Basti pensare alla circostanza che, a Palermo, mi hanno processato per 11 anni, con l’accusa di aver “trattato” con la mafia e siglato un accordo con Bernardo Provenzano per far cessare le stragi. La sentenza di condanna, in primo grado a 12 anni, poi spazzata via da quella di appello e di Cassazione, affermava che avrei “ “esortato” e, quindi, sollecitato i vertici mafiosi a comunicare le condizioni per ritornare alla situazione di pacifica convivenza … … … che si era protratta sino alla conferma delle condanne all’esito del “maxi processo”, e, dunque, per non commettere più stragi”.
La sentenza di appello, nell’assolvermi, ha riconosciuto che la mia condotta “ebbe come finalità precipua ed anzi esclusiva quella di scongiurare il rischio di nuove stragi” e che avevo “effettivamente come obbiettivo quello di porre un argine all’escalation in atto della violenza mafiosa che rendeva più che concreto e attuale il pericolo di nuove stragi e attentati, con il conseguente corredo di danni in termini di distruzioni, sovvertimento dell’ordine e della sicurezza pubblica e soprattutto vite umane”. Per i giudici di Palermo fui mosso esclusivamente “da fini solidaristici (la salvaguardia dell’incolumità della collettività nazionale) e di tutela di un interesse generale – e fondamentale – dello Stato”.
Oggi vengo indagato per non aver impedito le stragi, quindi con una virata di 360 gradi rispetto al precedente teorema.
Peraltro, le vicende di cui mi si accusa sono già state ampiamente analizzate nel corso degli ultimi 25 anni dalle magistrature competenti (compresa quella fiorentina) e nei processi in cui sono stato coinvolto, senza che mi sia stato contestato alcunché, tantomeno i gravissimi reati ora ipotizzati dalla Procura di Firenze.
Sono profondamente disgustato da tali accuse che offendono, prima ancora della mia persona, i magistrati seri con cui ho proficuamente lavorato nel corso della mia carriera nel contrasto al terrorismo e alla mafia, su tutti Giovanni Falcone e Paolo Borsellino.
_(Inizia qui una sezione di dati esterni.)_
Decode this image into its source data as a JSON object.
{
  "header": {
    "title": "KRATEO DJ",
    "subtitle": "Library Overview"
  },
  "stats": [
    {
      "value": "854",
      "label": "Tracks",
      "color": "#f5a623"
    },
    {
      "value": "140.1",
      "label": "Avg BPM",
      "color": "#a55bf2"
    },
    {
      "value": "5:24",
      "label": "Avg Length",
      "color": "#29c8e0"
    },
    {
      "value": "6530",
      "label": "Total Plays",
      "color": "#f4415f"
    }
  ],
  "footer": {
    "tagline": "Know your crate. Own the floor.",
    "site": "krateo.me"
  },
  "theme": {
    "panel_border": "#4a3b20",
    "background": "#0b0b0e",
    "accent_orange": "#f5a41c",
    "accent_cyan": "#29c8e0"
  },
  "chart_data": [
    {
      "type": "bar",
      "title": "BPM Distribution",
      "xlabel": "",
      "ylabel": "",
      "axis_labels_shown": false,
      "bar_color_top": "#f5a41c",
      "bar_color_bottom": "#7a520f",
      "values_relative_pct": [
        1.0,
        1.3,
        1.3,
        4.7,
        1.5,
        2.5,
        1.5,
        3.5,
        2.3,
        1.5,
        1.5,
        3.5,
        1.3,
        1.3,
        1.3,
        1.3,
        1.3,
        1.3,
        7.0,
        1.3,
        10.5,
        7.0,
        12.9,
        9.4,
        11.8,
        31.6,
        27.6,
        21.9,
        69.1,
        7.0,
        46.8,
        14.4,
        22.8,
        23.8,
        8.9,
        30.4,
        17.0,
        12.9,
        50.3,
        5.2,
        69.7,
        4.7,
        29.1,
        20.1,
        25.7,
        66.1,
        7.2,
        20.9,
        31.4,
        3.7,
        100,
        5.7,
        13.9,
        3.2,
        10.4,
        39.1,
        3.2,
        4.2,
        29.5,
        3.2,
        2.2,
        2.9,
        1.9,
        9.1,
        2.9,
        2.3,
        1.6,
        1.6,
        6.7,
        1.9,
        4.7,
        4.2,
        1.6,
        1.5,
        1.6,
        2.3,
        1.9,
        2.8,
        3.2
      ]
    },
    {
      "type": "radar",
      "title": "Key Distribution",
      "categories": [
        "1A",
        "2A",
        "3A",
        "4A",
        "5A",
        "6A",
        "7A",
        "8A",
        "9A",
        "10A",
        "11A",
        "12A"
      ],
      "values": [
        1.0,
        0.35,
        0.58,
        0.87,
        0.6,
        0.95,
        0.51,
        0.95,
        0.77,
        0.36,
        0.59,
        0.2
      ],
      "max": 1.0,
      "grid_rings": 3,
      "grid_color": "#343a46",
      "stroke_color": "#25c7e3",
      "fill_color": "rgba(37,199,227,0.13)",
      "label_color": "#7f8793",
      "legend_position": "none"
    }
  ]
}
Forse non mi si perdona di non aver fatto la loro tragica fine.
Avendo constatato che il circo mediatico si è già messo in moto, precedendo con qualche giorno d’anticipo tale comunicazione giudiziaria, ed essendo fin troppo banale presagire che l’aggressione mediatica e giudiziaria proseguirà con ancor maggiore virulenza, mi sembra doveroso che sia io, e non altri, a informare le Istituzioni e l’opinione pubblica.
Dopo di che affronterò e supererò anche questa ennesima angheria.
L’atto istruttorio è stato fissato per il prossimo 23 maggio ma verosimilmente verrà rinviato poiché il mio difensore ha comunicato alla Procura di Firenze di non poter essere presente per concomitanti impegni professionali a Palermo.